Après la pluie de missiles qui s’est abattue sur l’Ukraine, la Russie s’enfonce visiblement dans la folie meurtrière. La mobilisation se poursuit, malgré les critiques qui naissent au sein du pays. Le signe de l’émergence d’une large contestation populaire ? Pas si sûr d’après la sociologue Anna Colin Lebedev. Cette dernière travaille sur les sociétés post-soviétiques et vient de publier Jamais frères. Ukraine et Russie une tragédie post-soviétique mais aussi Le cœur politique des mères. Analyse du mouvement des mères de soldats en Russie.

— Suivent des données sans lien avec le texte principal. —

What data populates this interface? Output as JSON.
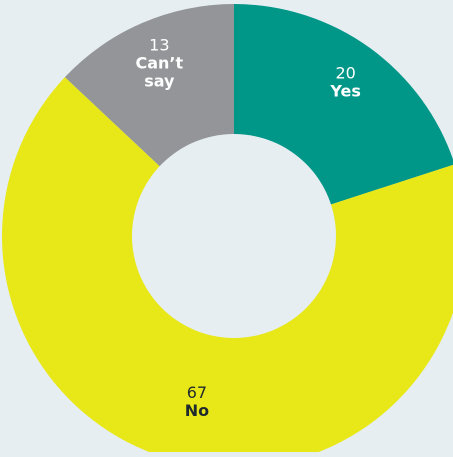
{
  "chart_data": {
    "type": "pie",
    "variant": "donut",
    "title": "",
    "slices": [
      {
        "label": "Yes",
        "value": 20,
        "color": "#009688",
        "text_color": "#ffffff"
      },
      {
        "label": "No",
        "value": 67,
        "color": "#e8e717",
        "text_color": "#1f2a2e"
      },
      {
        "label": "Can’t say",
        "value": 13,
        "color": "#939598",
        "text_color": "#ffffff"
      }
    ]
  },
  "colors": {
    "background": "#e6eef1",
    "hole": "#e6eef1"
  }
}
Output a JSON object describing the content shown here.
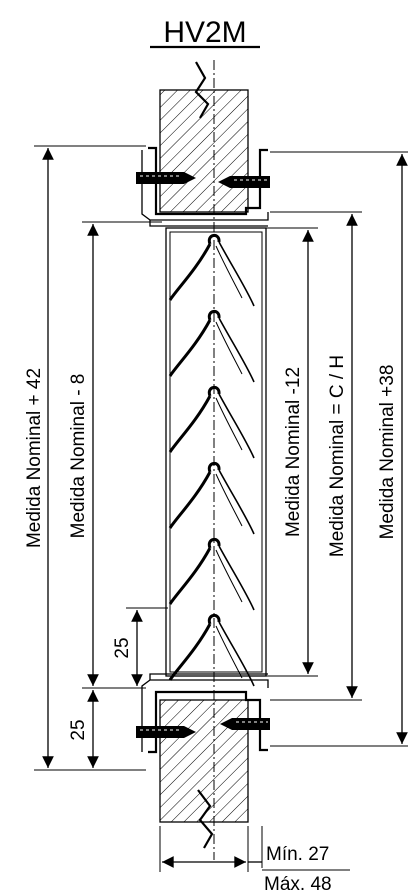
{
  "title": "HV2M",
  "dimensions": {
    "nominal_plus_42": "Medida Nominal + 42",
    "nominal_minus_8": "Medida Nominal - 8",
    "nominal_minus_12": "Medida Nominal -12",
    "nominal_ch": "Medida Nominal = C / H",
    "nominal_plus_38": "Medida Nominal +38",
    "gap_25_upper": "25",
    "gap_25_lower": "25",
    "min_depth": "Mín. 27",
    "max_depth": "Máx. 48"
  },
  "blade_count": 6,
  "colors": {
    "ink": "#000000",
    "background": "#ffffff"
  }
}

Une autre tolérance des mères russes que celles de l’Occident

Suite à la large mobilisation des réservistes russes, plusieurs mères se sont inquiétées du sort qui attend leurs enfants en Ukraine. Des soldats sont en effet envoyés sans entraînement et doivent acheter eux-mêmes leur équipement pour combattre sur le front.

Quel crédit peut-on donner à ces contestations familiales ? Sont-elles largement répandues et peuvent-elles amener à une plus forte résistance au pouvoir russe ? Pour Anna Colin Lebedev, il faut éviter de tenter de livrer une analyse quantitative sur l’état de l’opinion publique, tant le tissu social est complexe.

Il faut donc passer par le qualitatif. "On constate que quand les Russes ordinaires prennent la parole aujourd’hui, par exemple les femmes et les mères des mobilisés, ce n’est pas pour dire : 'cette guerre est injuste, faites revenir nos enfants', mais c’est pour dire 'nous savons que nous combattons une guerre juste, en revanche, comment avez-vous pu envoyer ces hommes quasiment nus, sans équipement, sans entraînement, sur le terrain ?'. Cette parole-là n’est pas encore extrêmement audible car les combattants ne sont pas encore sur le terrain depuis très longtemps" nuance la sociologue. "On sait que les pertes seront massives côté russe, elles le sont déjà. Elles dépasseront l’échelle de tout ce que la Russie a connu dans les guerres précédentes, donc il ne peut pas ne pas y avoir un écho. Mais la stratégie de l’État russe, qui consiste notamment à ne pas récupérer les corps sur les champs de bataille et à déclarer très facilement disparues des personnes tuées sur le terrain, je dirais que cela permet de temporiser. L’idée d’un pouvoir qui sacrifie ses citoyens est déjà visible, cependant, on ne peut pas dire qu’à un moment donné il y aura un seuil, s’il sera franchi. Nos sociétés, très attachées à la conservation de la vie de chaque soldat, nos forces armées qui rechignent à envoyer des soldats de peur de pertes humaines, ont un autre seuil de tolérance que la société russe qui est en guerre depuis quasiment son indépendance".

Militaires conscrits à Rostov, Russie, le 31 octobre 2022
Militaires conscrits à Rostov, Russie, le 31 octobre 2022 © Arkady Budnitsky/Anadolu Agency via Getty Images

Cynisme stalinien et sacrifice générationnel

Contester, en tant que soldat, la mobilisation, reste aussi compliqué dans l’état d’esprit des Russes d’après Anna Colin Lebedev. Le sens du 'devoir' et du 'sacrifice' se présente chez eux, historiquement comme la seule issue à la mobilisation.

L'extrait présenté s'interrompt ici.